The justice system by itself is a complex and multifaceted network, as described by what we call the “Criminal Justice Continuum”, but to holistically address criminal justice and the criminal legal system, the compounding contexts of safety and crime must be examined too. The term “Justice Ecosystem” emerged from the recognition that public safety and crime are not created in a vacuum; they occur in a nuanced and interconnected system of social and economic circumstances. Four sectors from which such circumstances arise and intersect with the ‘traditional’ justice system are the education, social, economic, and health sectors. However, the justice ecosystem doesn’t end there. It also includes factors like housing, transportation, and other conditions that are less frequently mentioned in tandem with criminal justice. 
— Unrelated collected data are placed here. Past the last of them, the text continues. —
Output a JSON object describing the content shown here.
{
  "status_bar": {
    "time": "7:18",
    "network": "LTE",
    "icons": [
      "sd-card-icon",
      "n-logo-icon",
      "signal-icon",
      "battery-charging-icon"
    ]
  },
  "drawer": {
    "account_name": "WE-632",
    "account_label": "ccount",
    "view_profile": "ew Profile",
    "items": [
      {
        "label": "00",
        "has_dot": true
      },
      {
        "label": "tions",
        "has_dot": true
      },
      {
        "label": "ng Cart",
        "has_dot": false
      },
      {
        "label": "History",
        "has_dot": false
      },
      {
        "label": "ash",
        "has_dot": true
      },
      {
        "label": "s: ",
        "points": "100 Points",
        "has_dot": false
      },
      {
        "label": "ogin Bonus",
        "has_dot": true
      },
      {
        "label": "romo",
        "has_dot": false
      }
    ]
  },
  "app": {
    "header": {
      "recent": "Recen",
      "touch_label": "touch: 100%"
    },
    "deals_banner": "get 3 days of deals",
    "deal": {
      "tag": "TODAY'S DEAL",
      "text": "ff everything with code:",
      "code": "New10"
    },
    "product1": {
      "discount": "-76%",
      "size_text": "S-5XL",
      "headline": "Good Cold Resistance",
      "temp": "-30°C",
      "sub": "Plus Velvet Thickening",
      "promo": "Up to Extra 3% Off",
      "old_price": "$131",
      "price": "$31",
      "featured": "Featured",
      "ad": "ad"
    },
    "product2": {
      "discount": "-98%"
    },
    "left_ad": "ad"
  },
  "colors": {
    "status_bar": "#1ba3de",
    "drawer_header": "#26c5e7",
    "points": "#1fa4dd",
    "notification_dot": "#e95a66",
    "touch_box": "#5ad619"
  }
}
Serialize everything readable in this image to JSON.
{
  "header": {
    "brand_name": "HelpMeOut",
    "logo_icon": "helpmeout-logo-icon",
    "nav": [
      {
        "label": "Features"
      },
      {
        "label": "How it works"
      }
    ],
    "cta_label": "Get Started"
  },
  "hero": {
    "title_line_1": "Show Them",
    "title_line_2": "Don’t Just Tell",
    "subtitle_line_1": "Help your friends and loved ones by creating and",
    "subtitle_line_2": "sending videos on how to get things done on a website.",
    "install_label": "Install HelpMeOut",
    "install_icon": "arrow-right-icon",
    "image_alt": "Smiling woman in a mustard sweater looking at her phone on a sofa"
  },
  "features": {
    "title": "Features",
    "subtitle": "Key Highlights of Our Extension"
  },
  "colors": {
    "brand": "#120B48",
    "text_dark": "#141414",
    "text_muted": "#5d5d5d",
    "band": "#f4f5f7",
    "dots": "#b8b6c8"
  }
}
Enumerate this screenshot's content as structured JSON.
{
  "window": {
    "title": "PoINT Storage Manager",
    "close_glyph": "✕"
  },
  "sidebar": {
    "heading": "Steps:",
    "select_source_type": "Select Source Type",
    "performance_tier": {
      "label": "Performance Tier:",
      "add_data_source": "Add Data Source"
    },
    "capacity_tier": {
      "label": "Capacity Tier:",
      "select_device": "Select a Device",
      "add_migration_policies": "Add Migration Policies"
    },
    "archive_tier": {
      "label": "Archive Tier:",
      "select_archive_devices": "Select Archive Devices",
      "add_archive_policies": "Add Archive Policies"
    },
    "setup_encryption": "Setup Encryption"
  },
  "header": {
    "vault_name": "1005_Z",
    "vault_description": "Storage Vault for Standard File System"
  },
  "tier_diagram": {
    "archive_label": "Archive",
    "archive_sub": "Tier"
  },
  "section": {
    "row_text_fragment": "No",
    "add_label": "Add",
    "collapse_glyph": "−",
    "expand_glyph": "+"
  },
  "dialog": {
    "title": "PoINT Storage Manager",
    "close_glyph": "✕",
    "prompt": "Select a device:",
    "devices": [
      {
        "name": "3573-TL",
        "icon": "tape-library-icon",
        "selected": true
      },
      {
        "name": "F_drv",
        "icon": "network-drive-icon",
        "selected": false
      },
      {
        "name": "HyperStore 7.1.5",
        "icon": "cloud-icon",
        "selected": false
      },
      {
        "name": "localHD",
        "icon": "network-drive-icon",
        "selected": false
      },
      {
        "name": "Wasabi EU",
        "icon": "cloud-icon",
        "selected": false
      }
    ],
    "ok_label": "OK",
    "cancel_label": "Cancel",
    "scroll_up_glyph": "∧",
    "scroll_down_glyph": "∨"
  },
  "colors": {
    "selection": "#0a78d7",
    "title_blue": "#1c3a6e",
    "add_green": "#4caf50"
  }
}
Each community and neighborhood has its own justice ecosystem that can be assessed and surveyed to understand the systemic sources of injustice, as well as what constitutes safety. One trend we’ve found when looking at communities with high amounts of compounding injustices is that they also often depend on crisis management governance—a form of local government that constantly deploys services that are intended to be short-term and used as a last resort, usually done in the name of ‘safety.’ Crisis management governance perpetually contributes to residents’ insecurity without lasting solutions. To begin to solve such systemic failures within the justice ecosystem, the broken links must be identified. A Justice Audit—a comprehensive data collection that quantifies underlying injustices in a community, and a part of CJRI’s Justice and Governance Partnerships—does just that. One of the main reasons that it’s able to expose the defects in the system is because it takes the voices of community members into account.

Allowing stakeholders to construct their own definition of public safety is crucial to fostering a healthy justice ecosystem. It is easy to mistake increased public safety for increased policing and incarceration, but that isn’t the case. Simply put: in communities with conditions like high unemployment and under-resourced and failing healthcare, school systems, and public services, there is more crime. And to prevent crime, we must address the context that creates it. But what does all of this actually look like? Where do we see conditions overlapping and impeding on individuals’ freedom? 

On our podcast, The Criminalization of Black Girls, our guest Dr. Monique Morris referred to a story about Grace, a fifteen-year-old Black girl from Michigan with ADHD. Grace’s story elucidates the widely discussed cross-sector relationship between education and incarceration. Early in the pandemic, Grace had been on probation for stealing and fighting with her mother. While on probation, she hadn’t been repeating such behavior or breaking the law. But when her classes switched to being online, she was confined and sent to a facility by a judge for not doing her online homework. Grace’s situation is sudden and extreme but aligns with the general trend of harsh and disproportionate punishment in juvenile detention. Grace’s story shows how schools’ discipline policies, the adultification, and criminalization of students, the treatment of students with learning differences, etc., can all create —especially for students of color—school to confinement pathways. When students like Grace interact with the justice system in such a way, it has rippling and pernicious consequences in other sectors. Individuals might be denied housing, employment, or financial aid for their criminal records and struggle to navigate the justice ecosystem. 

Communities are much more than their discrete parts and should be governed holistically. As Martin Luther King Jr. stated, “We are caught in an inescapable network of mutuality.” And to understand our immediate networks of mutuality, we must take on a perspective that allows us to discern the ways in which they privilege few and harm others. Justice ecosystems, like any intricate ecosystem, are messy and hard to untangle. However, we must strive to comprehend them. We are all subject to the structures we exist in, and the justice or injustice they produce is not limited to individual people or parts. The freedom or oppression that justice ecosystems create is inescapable for everyone.